Сьюзи взглянула на него. Высокий, худощавый, короткие темные волосы смазаны гелем, торчат неровными иглами, на лице модная щетина – очень приятно колется. Стеганый анорак поверх двух футболок, джинсы, кроссовки. Пахнет одеколоном «Эберкромби энд Фитч», который она действительно обожает.

Он покорил ее своей уверенностью при первом же разговоре в темном подвальном баре «Правда» в Гринич-Виллидж, когда она приехала в Нью-Йорк на каникулы вместе с лучшей подружкой Кэти. В конце концов бедняжка Кэти полетела в Англию одна, а Сьюзи осталась с Тони.

– Когда вернешься?

– Как можно скорей.

– Слишком долго!

Он снова поцеловал ее.

– Люблю тебя. Обожаю.

Она замахала руками, как ветряная мельница.

– Еще.

– Ты самое великолепное, прекрасное, очаровательное существо на планете.

– Еще!

– С каждой секундой разлуки скучаю по тебе все больше, и больше, и больше.

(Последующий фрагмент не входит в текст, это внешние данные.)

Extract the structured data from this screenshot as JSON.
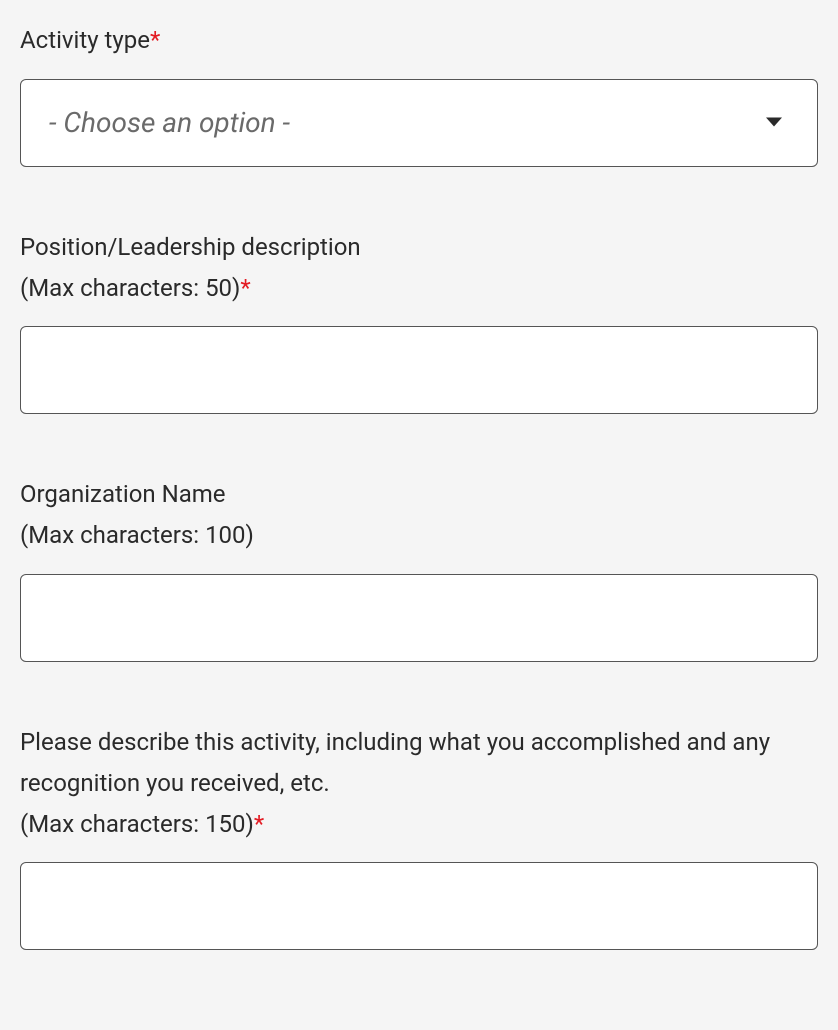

Сьюзи снова замолотила руками.

– Еще!..

– Жадничаешь.

– Это ты превратил меня в жадину.

– А ты меня в сексуального маньяка. Пойду, пока чего-нибудь не наделал.

– Прямо так меня оставляешь?

– Вот так.

Еще раз чмокнул, натянул бейсболку, выкатил из квартиры горный велосипед, вышел из парадного в холодное ослепительное апрельское утро. Закрывая за собой дверь, вдохнул солоноватый морской воздух Брайтона и взглянул на часы.

Проклятье!

Встреча с профессором через двадцать минут. Если как следует приналечь на педали, еще можно успеть.

4

Чик. Щелк. Пи-и-и… пи-и-и… кар-р… ух… чирик… кряк… фьють-фьють…

– С ума можно сойти от этого шума, – проворчала Карли.

Тайлер на пассажирском сиденье «ауди» согнулся над айфоном, играя в адскую игру под названием «Сердитые птицы», на которую подсел. Почему он без конца шумит?

Айфон издал звук бьющегося стекла.

– Опаздываем, – сказал мальчик, не глядя на мать и не прекращая игру.

Чик-чирик… кар-р-р… ух-ух…

– Пожалуйста, Тайлер. Голова раскалывается.

– Да? – ухмыльнулся он. – Нечего было вчера надираться. Опять.

Карли сморщилась, услышав неподобающее для ребенка выражение.

Пи-и-и… пи-и-и… ух…

Хорошо бы схватить этот долбаный айфон и выкинуть в окно.

– Ну, ты тоже надрался бы, если б встретился с таким придурком.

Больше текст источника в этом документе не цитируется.